Evaluation results on a heterogeneous A100/H100/H200 cluster:
- Average goodput improvement of 27.4%;
- Under 95% SLO requirement, the required SLO scale is reduced by 20.1%;
- Under 99% SLO requirement, the required SLO scale is reduced by 33.0%;
- The best-case improvement reaches 45.0% (95% SLO) and 80.5% (99% SLO).

Key Insights:
1. Prediction accuracy directly affects routing quality;
2. Dynamic migration, although with overhead, significantly improves SLO satisfaction rate;
3. Heterogeneity-aware strategies are better than uniform treatment methods.

## Practical Deployment Value of GoodServe

#### Cost Optimization
- Serve more users with the same hardware;
- Reduce GPU procurement when meeting the same service level;
- Fully utilize heterogeneous devices.

#### User Experience Improvement
- More stable response time;
- Fewer timeouts and retries;
- Smooth Agentic interaction.

#### Progressive Deployment
- Modular design, allowing gradual introduction of features;
- Compatible with existing frameworks (vLLM, TensorRT-LLM);
- No need to modify models or training processes.

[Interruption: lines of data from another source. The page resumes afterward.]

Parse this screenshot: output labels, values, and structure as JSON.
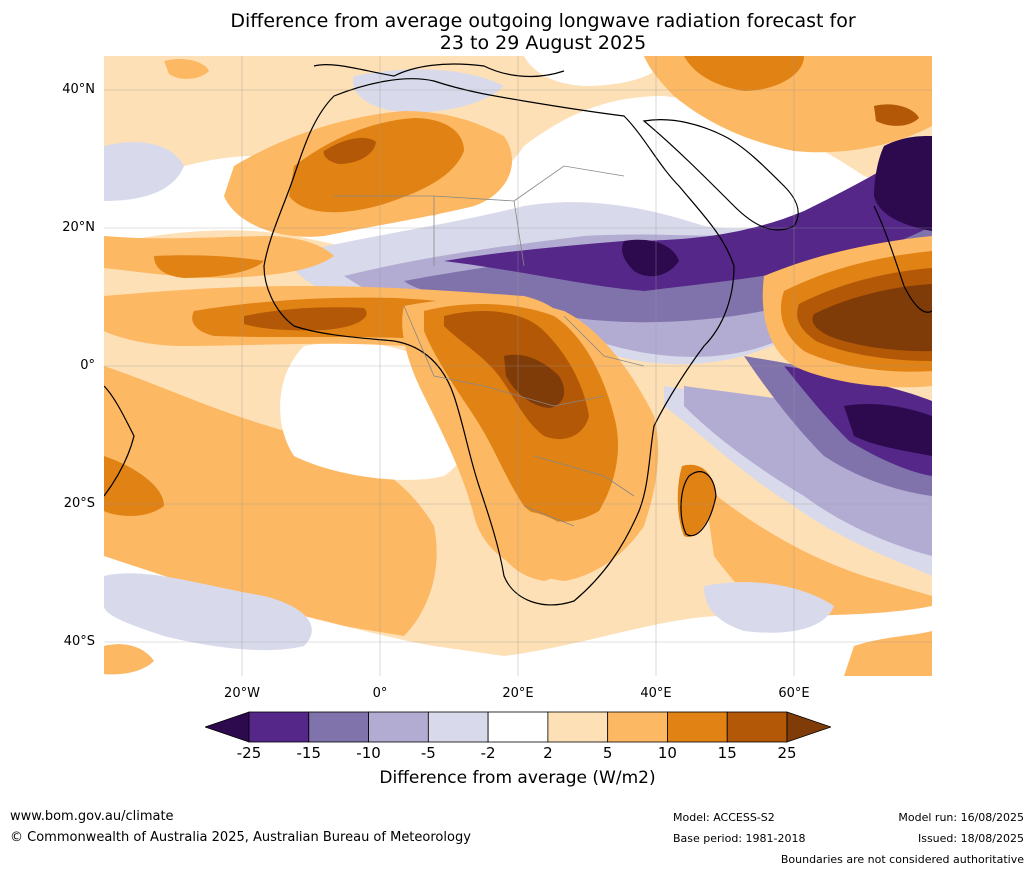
{
  "title_line1": "Difference from average outgoing longwave radiation forecast for",
  "title_line2": "23 to 29 August 2025",
  "lat_labels": [
    "40°N",
    "20°N",
    "0°",
    "20°S",
    "40°S"
  ],
  "lon_labels": [
    "20°W",
    "0°",
    "20°E",
    "40°E",
    "60°E"
  ],
  "colorbar": {
    "ticks": [
      "-25",
      "-15",
      "-10",
      "-5",
      "-2",
      "2",
      "5",
      "10",
      "15",
      "25"
    ],
    "colors": [
      "#2d0a4e",
      "#542788",
      "#8073ac",
      "#b2abd2",
      "#d8daeb",
      "#ffffff",
      "#fee0b6",
      "#fdb863",
      "#e08214",
      "#b35806",
      "#7f3b08"
    ],
    "label": "Difference from average (W/m2)"
  },
  "footer": {
    "website": "www.bom.gov.au/climate",
    "copyright": "© Commonwealth of Australia 2025, Australian Bureau of Meteorology",
    "model": "Model: ACCESS-S2",
    "base_period": "Base period: 1981-2018",
    "model_run": "Model run: 16/08/2025",
    "issued": "Issued: 18/08/2025",
    "disclaimer": "Boundaries are not considered authoritative"
  }
}
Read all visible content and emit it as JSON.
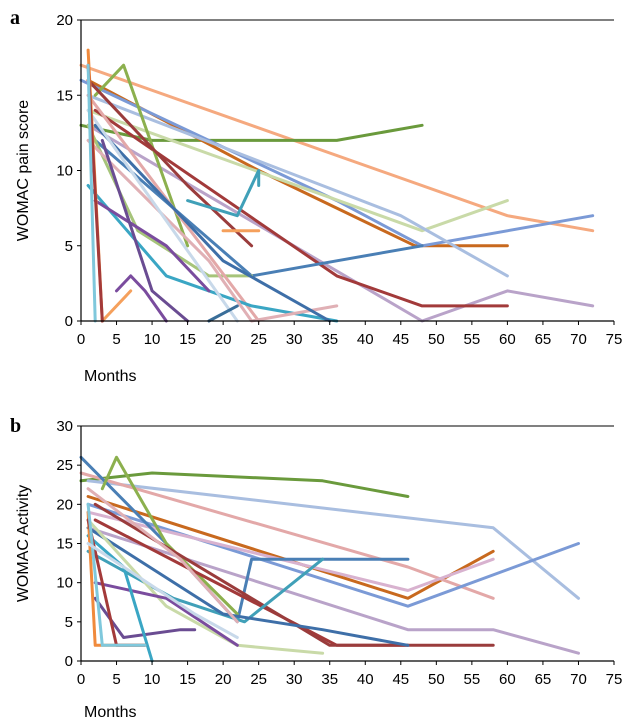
{
  "chart_data": [
    {
      "panel": "a",
      "type": "line",
      "title": "",
      "xlabel": "Months",
      "ylabel": "WOMAC pain score",
      "xlim": [
        0,
        75
      ],
      "ylim": [
        0,
        20
      ],
      "xticks": [
        "0",
        "5",
        "10",
        "15",
        "20",
        "25",
        "30",
        "35",
        "40",
        "45",
        "50",
        "55",
        "60",
        "65",
        "70",
        "75"
      ],
      "yticks": [
        "0",
        "5",
        "10",
        "15",
        "20"
      ],
      "grid": false,
      "legend": "none",
      "series": [
        {
          "color": "#f5a97f",
          "x": [
            0,
            60,
            72
          ],
          "y": [
            17,
            7,
            6
          ]
        },
        {
          "color": "#6a9a3c",
          "x": [
            0,
            10,
            20,
            36,
            48
          ],
          "y": [
            13,
            12,
            12,
            12,
            13
          ]
        },
        {
          "color": "#c8691e",
          "x": [
            1,
            25,
            47,
            60
          ],
          "y": [
            16,
            10,
            5,
            5
          ]
        },
        {
          "color": "#7b9ad6",
          "x": [
            0,
            36,
            48,
            72
          ],
          "y": [
            16,
            8,
            5,
            7
          ]
        },
        {
          "color": "#c9daa8",
          "x": [
            1,
            48,
            60
          ],
          "y": [
            14,
            6,
            8
          ]
        },
        {
          "color": "#a9bee0",
          "x": [
            1,
            45,
            60
          ],
          "y": [
            15,
            7,
            3
          ]
        },
        {
          "color": "#b9a3c9",
          "x": [
            1,
            48,
            60,
            72
          ],
          "y": [
            13,
            0,
            2,
            1
          ]
        },
        {
          "color": "#a23a3a",
          "x": [
            2,
            36,
            48,
            60
          ],
          "y": [
            14,
            3,
            1,
            1
          ]
        },
        {
          "color": "#4a7fb5",
          "x": [
            2,
            24,
            36,
            48
          ],
          "y": [
            12,
            3,
            4,
            5
          ]
        },
        {
          "color": "#8cb04e",
          "x": [
            2,
            6,
            15
          ],
          "y": [
            15,
            17,
            5
          ]
        },
        {
          "color": "#a6c47a",
          "x": [
            1,
            8,
            18,
            24
          ],
          "y": [
            13,
            6,
            3,
            3
          ]
        },
        {
          "color": "#e3a8a8",
          "x": [
            1,
            25
          ],
          "y": [
            15,
            0
          ]
        },
        {
          "color": "#3aa6c4",
          "x": [
            1,
            12,
            24,
            36
          ],
          "y": [
            9,
            3,
            1,
            0
          ]
        },
        {
          "color": "#e0b0b5",
          "x": [
            1,
            18,
            24,
            36
          ],
          "y": [
            12,
            4,
            0,
            1
          ]
        },
        {
          "color": "#9a3c3c",
          "x": [
            1,
            15,
            24
          ],
          "y": [
            16,
            9,
            5
          ]
        },
        {
          "color": "#3e6fa8",
          "x": [
            2,
            20,
            35
          ],
          "y": [
            13,
            4,
            0
          ]
        },
        {
          "color": "#7a4c9e",
          "x": [
            2,
            12,
            18
          ],
          "y": [
            8,
            5,
            2
          ]
        },
        {
          "color": "#6a4c92",
          "x": [
            3,
            10,
            15
          ],
          "y": [
            12,
            2,
            0
          ]
        },
        {
          "color": "#c8d9ea",
          "x": [
            1,
            16,
            22
          ],
          "y": [
            14,
            4,
            0
          ]
        },
        {
          "color": "#f08a3c",
          "x": [
            1,
            3
          ],
          "y": [
            18,
            0
          ]
        },
        {
          "color": "#f5a05c",
          "x": [
            3,
            7
          ],
          "y": [
            0,
            2
          ]
        },
        {
          "color": "#a33a3a",
          "x": [
            1,
            3
          ],
          "y": [
            17,
            0
          ]
        },
        {
          "color": "#7fc8dc",
          "x": [
            1,
            2
          ],
          "y": [
            17,
            0
          ]
        },
        {
          "color": "#f5a05c",
          "x": [
            20,
            25
          ],
          "y": [
            6,
            6
          ]
        },
        {
          "color": "#40a0b8",
          "x": [
            15,
            22,
            25,
            25
          ],
          "y": [
            8,
            7,
            10,
            9
          ]
        },
        {
          "color": "#3a6e99",
          "x": [
            18,
            22
          ],
          "y": [
            0,
            1
          ]
        },
        {
          "color": "#7a4c9e",
          "x": [
            5,
            7,
            9,
            12
          ],
          "y": [
            2,
            3,
            2,
            0
          ]
        }
      ]
    },
    {
      "panel": "b",
      "type": "line",
      "title": "",
      "xlabel": "Months",
      "ylabel": "WOMAC Activity",
      "xlim": [
        0,
        75
      ],
      "ylim": [
        0,
        30
      ],
      "xticks": [
        "0",
        "5",
        "10",
        "15",
        "20",
        "25",
        "30",
        "35",
        "40",
        "45",
        "50",
        "55",
        "60",
        "65",
        "70",
        "75"
      ],
      "yticks": [
        "0",
        "5",
        "10",
        "15",
        "20",
        "25",
        "30"
      ],
      "grid": false,
      "legend": "none",
      "series": [
        {
          "color": "#6a9a3c",
          "x": [
            0,
            10,
            34,
            46
          ],
          "y": [
            23,
            24,
            23,
            21
          ]
        },
        {
          "color": "#a9bee0",
          "x": [
            1,
            58,
            70
          ],
          "y": [
            23,
            17,
            8
          ]
        },
        {
          "color": "#c8691e",
          "x": [
            1,
            46,
            58
          ],
          "y": [
            21,
            8,
            14
          ]
        },
        {
          "color": "#e3a8a8",
          "x": [
            0,
            46,
            58
          ],
          "y": [
            24,
            12,
            8
          ]
        },
        {
          "color": "#7b9ad6",
          "x": [
            1,
            46,
            70
          ],
          "y": [
            20,
            7,
            15
          ]
        },
        {
          "color": "#d8b2cf",
          "x": [
            1,
            46,
            58
          ],
          "y": [
            19,
            9,
            13
          ]
        },
        {
          "color": "#b9a3c9",
          "x": [
            1,
            46,
            58,
            70
          ],
          "y": [
            17,
            4,
            4,
            1
          ]
        },
        {
          "color": "#4a7fb5",
          "x": [
            0,
            12,
            22,
            24,
            35,
            46
          ],
          "y": [
            26,
            15,
            5,
            13,
            13,
            13
          ]
        },
        {
          "color": "#8cb04e",
          "x": [
            3,
            5,
            12,
            22
          ],
          "y": [
            22,
            26,
            15,
            6
          ]
        },
        {
          "color": "#a23a3a",
          "x": [
            2,
            36,
            46
          ],
          "y": [
            18,
            2,
            2
          ]
        },
        {
          "color": "#9a3c3c",
          "x": [
            2,
            35,
            58
          ],
          "y": [
            20,
            2,
            2
          ]
        },
        {
          "color": "#40a0b8",
          "x": [
            1,
            13,
            23,
            34
          ],
          "y": [
            14,
            8,
            5,
            13
          ]
        },
        {
          "color": "#3e6fa8",
          "x": [
            1,
            20,
            34,
            46
          ],
          "y": [
            17,
            6,
            4,
            2
          ]
        },
        {
          "color": "#c9daa8",
          "x": [
            1,
            12,
            22,
            34
          ],
          "y": [
            18,
            7,
            2,
            1
          ]
        },
        {
          "color": "#7a4c9e",
          "x": [
            2,
            12,
            22
          ],
          "y": [
            10,
            8,
            2
          ]
        },
        {
          "color": "#6a4c92",
          "x": [
            2,
            6,
            14,
            16
          ],
          "y": [
            8,
            3,
            4,
            4
          ]
        },
        {
          "color": "#3aa6c4",
          "x": [
            1,
            6,
            10
          ],
          "y": [
            16,
            12,
            0
          ]
        },
        {
          "color": "#f08a3c",
          "x": [
            1,
            2,
            9
          ],
          "y": [
            19,
            2,
            2
          ]
        },
        {
          "color": "#a33a3a",
          "x": [
            1,
            5,
            9
          ],
          "y": [
            18,
            2,
            2
          ]
        },
        {
          "color": "#7fc8dc",
          "x": [
            1,
            3,
            9
          ],
          "y": [
            20,
            2,
            2
          ]
        },
        {
          "color": "#e0b0b5",
          "x": [
            1,
            14,
            22
          ],
          "y": [
            22,
            13,
            5
          ]
        },
        {
          "color": "#c8d9ea",
          "x": [
            1,
            16,
            22
          ],
          "y": [
            15,
            6,
            3
          ]
        }
      ]
    }
  ]
}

## Limitations and Future Directions

GoodServe still has room for improvement:
- **Prediction Model**: Currently uses heuristics; future can explore learning-based predictors;
- **Global Optimization**: Greedy strategy is not globally optimal; need to study NP-hard problems;
- **Multi-Tenant Scenario**: Experiments are single-tenant; need to consider isolation and fairness;
- **Model Heterogeneity**: Future expansion to different-sized models serving the same application.